J’ai par conséquent immédiatement donné des instructions extrêmement fermes pour que les opérations de perquisition ne concernent que des objectifs pertinents et qu’elles se déroulent de manière irréprochable. Ces instructions ont fait l’objet d’un télégramme, en date du 25 novembre dernier, adressé aux préfets. J’ai également demandé à la Direction générale de la police nationale et à la Direction générale de la gendarmerie nationale de transmettre les mêmes consignes auprès de leurs effectifs.

J’ai transmis l’ensemble des éléments communiqués à mes collaborateurs précisant les conditions de mise en œuvre de l’état d’urgence aux commissions de contrôle de l’état d’urgence instituées par le Parlement. Votre rapporteur, Michel Mercier, dispose depuis de nombreuses semaines de ces documents.

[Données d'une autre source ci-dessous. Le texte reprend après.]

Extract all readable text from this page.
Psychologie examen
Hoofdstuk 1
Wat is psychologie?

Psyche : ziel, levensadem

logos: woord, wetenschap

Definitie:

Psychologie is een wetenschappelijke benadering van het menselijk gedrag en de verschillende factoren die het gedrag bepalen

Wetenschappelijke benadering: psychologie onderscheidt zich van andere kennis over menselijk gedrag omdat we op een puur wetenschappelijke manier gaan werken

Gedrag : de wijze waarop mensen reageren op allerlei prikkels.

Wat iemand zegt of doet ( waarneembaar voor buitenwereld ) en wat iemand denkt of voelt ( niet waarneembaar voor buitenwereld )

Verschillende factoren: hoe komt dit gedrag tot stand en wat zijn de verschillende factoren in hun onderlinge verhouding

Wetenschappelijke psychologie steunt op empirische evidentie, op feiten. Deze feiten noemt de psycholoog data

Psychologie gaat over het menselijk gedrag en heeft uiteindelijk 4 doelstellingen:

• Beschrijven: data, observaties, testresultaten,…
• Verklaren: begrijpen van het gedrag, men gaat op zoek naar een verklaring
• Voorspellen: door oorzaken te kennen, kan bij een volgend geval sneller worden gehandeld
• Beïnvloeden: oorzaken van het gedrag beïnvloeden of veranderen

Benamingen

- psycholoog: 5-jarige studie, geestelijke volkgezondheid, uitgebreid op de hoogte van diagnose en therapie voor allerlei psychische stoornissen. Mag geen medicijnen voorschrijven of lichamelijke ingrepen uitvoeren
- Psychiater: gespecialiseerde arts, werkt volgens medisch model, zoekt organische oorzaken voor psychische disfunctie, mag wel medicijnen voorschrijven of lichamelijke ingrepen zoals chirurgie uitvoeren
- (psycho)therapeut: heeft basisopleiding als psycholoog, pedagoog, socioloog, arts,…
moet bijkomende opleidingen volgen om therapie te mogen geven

Je souhaite également vous informer des suites judiciaires qui ont été pour l’heure réservées à ces mesures, et tout particulièrement aux perquisitions.

À la date du 2 février, 563 procédures judiciaires avaient été ouvertes. Sur les 344 gardes à vue, 65 condamnations ont d’ores et déjà été prononcées et 54 décisions d’écrou ont été prises.

Si l’on s’en tenait au seul chiffre des procédures ouvertes sous la qualification terroriste – 28 procédures, dont 23 pour apologie du terrorisme –, le bilan pourrait sembler modeste, mais ce serait une erreur de méthode que de s’arrêter à ce décompte pour évaluer l’utilité des perquisitions effectuées.

En effet, les perquisitions administratives ont, par construction même, une finalité préventive et de renseignement. Les éléments collectés peuvent alimenter des dossiers de renseignement qui donneront lieu, le cas échéant, à judiciarisation plusieurs semaines ou plusieurs mois plus tard, après avoir été enrichis par d’autres sources d’information. C’est pourquoi ces résultats sont extrêmement précieux, sans être pour autant encore définitifs.

En outre, les perquisitions ont pour effet de désorganiser les réseaux qui arment et financent le terrorisme, en particulier à travers les trafics d’armes et de stupéfiants. C’est donc tout un environnement logistique permettant l’organisation et la commission d’actes terroristes que nous avons commencé à déstabiliser durablement.

Les saisies d’espèces, qui s’élèvent à plus de 1 million d’euros, permettent également aux services de Bercy d’ouvrir des enquêtes particulièrement utiles. Les données numériques qui ont été saisies et qui sont en cours d’exploitation déboucheront dans de nombreux cas sur de nouvelles mises en cause.

La mise en œuvre de l’état d’urgence a d’ores et déjà permis aux forces de sécurité d’accomplir un travail considérable. La lutte contre la menace terroriste se poursuit et elle se poursuivra sans trêve ni pause.